Visual Learning - the power of seeing over reading
We all know it's easier to remember faces than names - recognizing a former colleague after many years but unable to remember his or her name. And we often identify a movie after only a few seconds while someone explaining the plot leaves us completely blank.
Visual up to 60,000 times faster than verbal
90% of data coming into our brains is visual (Hyerle, 2000) and we can process that data up to 60,000 times faster than verbal information (3M Corp.). Visual and verbal information actually activate different parts of the brain, according to recent neural research. Visual information engages many more associations already memorized in different areas of the brain, so new visual information is more likely to “stick”.
Why our brains are so well adapted to visual information, compared to written, is not difficult to understand. A hunter who reads a book to identify an animal is more likely to be prey than predator!
Visual Alone is Not Enough
However, in the context of work - any work (getting things done) - visual alone is not enough. Imagine a PowerPoint presentation without any words. The audience would be baffled, at best, and likely misunderstand what the author was trying to communicate.
How Well Do We Recall Information?
after 3 hours | after 3 days | |
spoken | 25% | 10 - 20% |
written | 72% | 10% |
visual | 80% | 65% |
practical | 90% | 70% |
source: http://changingminds.org/explanations/learning/active_learning.htm
“Words are essential to visual language.
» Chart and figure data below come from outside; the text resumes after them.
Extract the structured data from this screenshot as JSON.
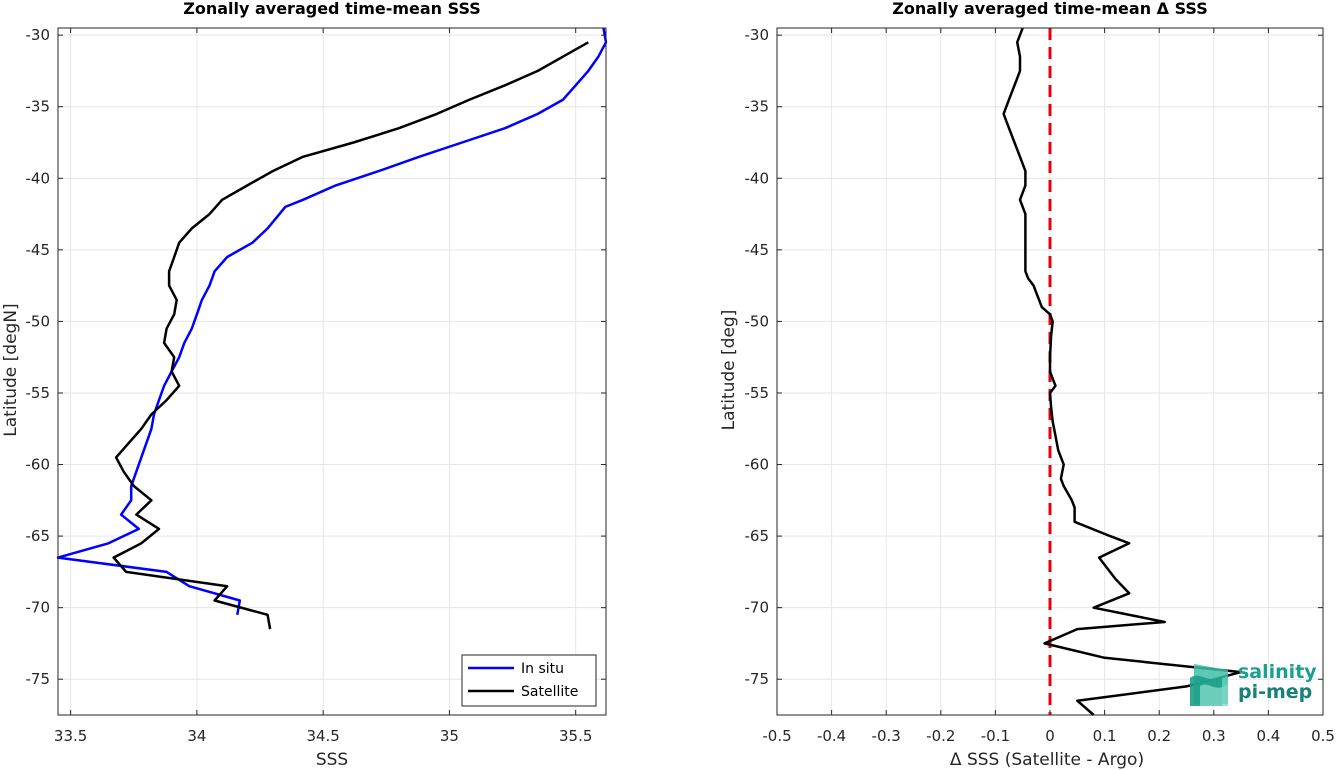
{
  "chart_data": [
    {
      "type": "line",
      "title": "Zonally averaged time-mean SSS",
      "xlabel": "SSS",
      "ylabel": "Latitude [degN]",
      "xlim": [
        33.45,
        35.62
      ],
      "ylim": [
        -77.5,
        -29.5
      ],
      "xticks": [
        "33.5",
        "34",
        "34.5",
        "35",
        "35.5"
      ],
      "xtick_values": [
        33.5,
        34,
        34.5,
        35,
        35.5
      ],
      "yticks": [
        "-30",
        "-35",
        "-40",
        "-45",
        "-50",
        "-55",
        "-60",
        "-65",
        "-70",
        "-75"
      ],
      "ytick_values": [
        -30,
        -35,
        -40,
        -45,
        -50,
        -55,
        -60,
        -65,
        -70,
        -75
      ],
      "grid": true,
      "legend": {
        "location": "bottom-right",
        "entries": [
          "In situ",
          "Satellite"
        ]
      },
      "series": [
        {
          "name": "In situ",
          "color": "#0000ff",
          "x": [
            35.61,
            35.62,
            35.59,
            35.55,
            35.5,
            35.45,
            35.35,
            35.22,
            35.05,
            34.88,
            34.72,
            34.55,
            34.42,
            34.35,
            34.28,
            34.22,
            34.12,
            34.07,
            34.05,
            34.02,
            34.0,
            33.98,
            33.95,
            33.93,
            33.9,
            33.87,
            33.85,
            33.83,
            33.82,
            33.8,
            33.78,
            33.76,
            33.74,
            33.74,
            33.7,
            33.77,
            33.65,
            33.45,
            33.88,
            33.97,
            34.17,
            34.16
          ],
          "y": [
            -29.5,
            -30.5,
            -31.5,
            -32.5,
            -33.5,
            -34.5,
            -35.5,
            -36.5,
            -37.5,
            -38.5,
            -39.5,
            -40.5,
            -41.5,
            -42.0,
            -43.5,
            -44.5,
            -45.5,
            -46.5,
            -47.5,
            -48.5,
            -49.5,
            -50.5,
            -51.5,
            -52.5,
            -53.5,
            -54.5,
            -55.5,
            -56.5,
            -57.5,
            -58.5,
            -59.5,
            -60.5,
            -61.5,
            -62.5,
            -63.5,
            -64.5,
            -65.5,
            -66.5,
            -67.5,
            -68.5,
            -69.5,
            -70.5
          ]
        },
        {
          "name": "Satellite",
          "color": "#000000",
          "x": [
            35.55,
            35.45,
            35.35,
            35.22,
            35.08,
            34.95,
            34.8,
            34.62,
            34.42,
            34.3,
            34.2,
            34.1,
            34.05,
            33.98,
            33.93,
            33.91,
            33.89,
            33.89,
            33.92,
            33.91,
            33.88,
            33.87,
            33.91,
            33.9,
            33.93,
            33.88,
            33.82,
            33.78,
            33.73,
            33.68,
            33.71,
            33.75,
            33.82,
            33.76,
            33.85,
            33.78,
            33.67,
            33.72,
            34.12,
            34.07,
            34.28,
            34.29
          ],
          "y": [
            -30.5,
            -31.5,
            -32.5,
            -33.5,
            -34.5,
            -35.5,
            -36.5,
            -37.5,
            -38.5,
            -39.5,
            -40.5,
            -41.5,
            -42.5,
            -43.5,
            -44.5,
            -45.5,
            -46.5,
            -47.5,
            -48.5,
            -49.5,
            -50.5,
            -51.5,
            -52.5,
            -53.5,
            -54.5,
            -55.5,
            -56.5,
            -57.5,
            -58.5,
            -59.5,
            -60.5,
            -61.5,
            -62.5,
            -63.5,
            -64.5,
            -65.5,
            -66.5,
            -67.5,
            -68.5,
            -69.5,
            -70.5,
            -71.5
          ]
        }
      ]
    },
    {
      "type": "line",
      "title": "Zonally averaged time-mean Δ SSS",
      "xlabel": "Δ SSS (Satellite - Argo)",
      "ylabel": "Latitude [deg]",
      "xlim": [
        -0.5,
        0.5
      ],
      "ylim": [
        -77.5,
        -29.5
      ],
      "xticks": [
        "-0.5",
        "-0.4",
        "-0.3",
        "-0.2",
        "-0.1",
        "0",
        "0.1",
        "0.2",
        "0.3",
        "0.4",
        "0.5"
      ],
      "xtick_values": [
        -0.5,
        -0.4,
        -0.3,
        -0.2,
        -0.1,
        0,
        0.1,
        0.2,
        0.3,
        0.4,
        0.5
      ],
      "yticks": [
        "-30",
        "-35",
        "-40",
        "-45",
        "-50",
        "-55",
        "-60",
        "-65",
        "-70",
        "-75"
      ],
      "ytick_values": [
        -30,
        -35,
        -40,
        -45,
        -50,
        -55,
        -60,
        -65,
        -70,
        -75
      ],
      "grid": true,
      "reference_line": {
        "x": 0,
        "color": "#e3000f",
        "style": "dashed"
      },
      "series": [
        {
          "color": "#000000",
          "x": [
            -0.05,
            -0.06,
            -0.055,
            -0.055,
            -0.065,
            -0.075,
            -0.085,
            -0.075,
            -0.065,
            -0.055,
            -0.045,
            -0.045,
            -0.055,
            -0.045,
            -0.045,
            -0.045,
            -0.045,
            -0.045,
            -0.04,
            -0.03,
            -0.025,
            -0.02,
            -0.015,
            0.0,
            0.005,
            0.002,
            0.0,
            0.0,
            0.005,
            0.01,
            0.0,
            0.002,
            0.005,
            0.01,
            0.015,
            0.025,
            0.02,
            0.025,
            0.04,
            0.045,
            0.045,
            0.11,
            0.145,
            0.09,
            0.12,
            0.145,
            0.08,
            0.21,
            0.05,
            -0.01,
            0.1,
            0.35,
            0.25,
            0.05,
            0.08
          ],
          "y": [
            -29.5,
            -30.5,
            -31.5,
            -32.5,
            -33.5,
            -34.5,
            -35.5,
            -36.5,
            -37.5,
            -38.5,
            -39.5,
            -40.5,
            -41.5,
            -42.5,
            -43.5,
            -44.5,
            -45.5,
            -46.5,
            -47.0,
            -47.5,
            -48.0,
            -48.5,
            -49.0,
            -49.5,
            -50.0,
            -51.0,
            -52.5,
            -53.5,
            -54.0,
            -54.5,
            -55.0,
            -56.0,
            -57.0,
            -58.0,
            -59.0,
            -60.0,
            -61.0,
            -61.5,
            -62.5,
            -63.0,
            -64.0,
            -65.0,
            -65.5,
            -66.5,
            -68.0,
            -69.0,
            -70.0,
            -71.0,
            -71.5,
            -72.5,
            -73.5,
            -74.5,
            -75.5,
            -76.5,
            -77.5
          ]
        }
      ]
    }
  ],
  "watermark": {
    "line1": "salinity",
    "line2": "pi-mep"
  }
}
They give conceptual shape to the communication units and supply the capacity to name, define and classify elements and to discuss abstractions,”
Robert. E. Horn, Visiting Scholar at Stanford University*
*Visual Language and Converging Technologies in the Next 10-15 Years (and Beyond), 2001.
“…unless our words, concepts, ideas are hooked onto an image, they will go in one ear, sail through the brain, and go out the other ear. Words are processed by our short-term memory where we can only retain about seven bits of information (plus or minus 2).... Images, on the other hand, go directly into long-term memory where they are indelibly etched.”
Dr. Lyell Burmack, education consultant, bettereducate.org
The power of images combined with text
The idea that images combined with text are much more useful and powerful than either images or text alone is the guiding principle of the Marine Diesel Basics series.
From my own experience, I know that once I've seen something I can probably figure things out, with a little textual help. But if I'm not familiar with a piece of equipment, then no amount of written information can adequately explain the process or what needs to be done.
"An injection pump is a device that supplies fuel under pressure to the injector of a fuel injection system. ... The basic diesel injection system consists of injection pump, injection lines, injectors, and glow plugs."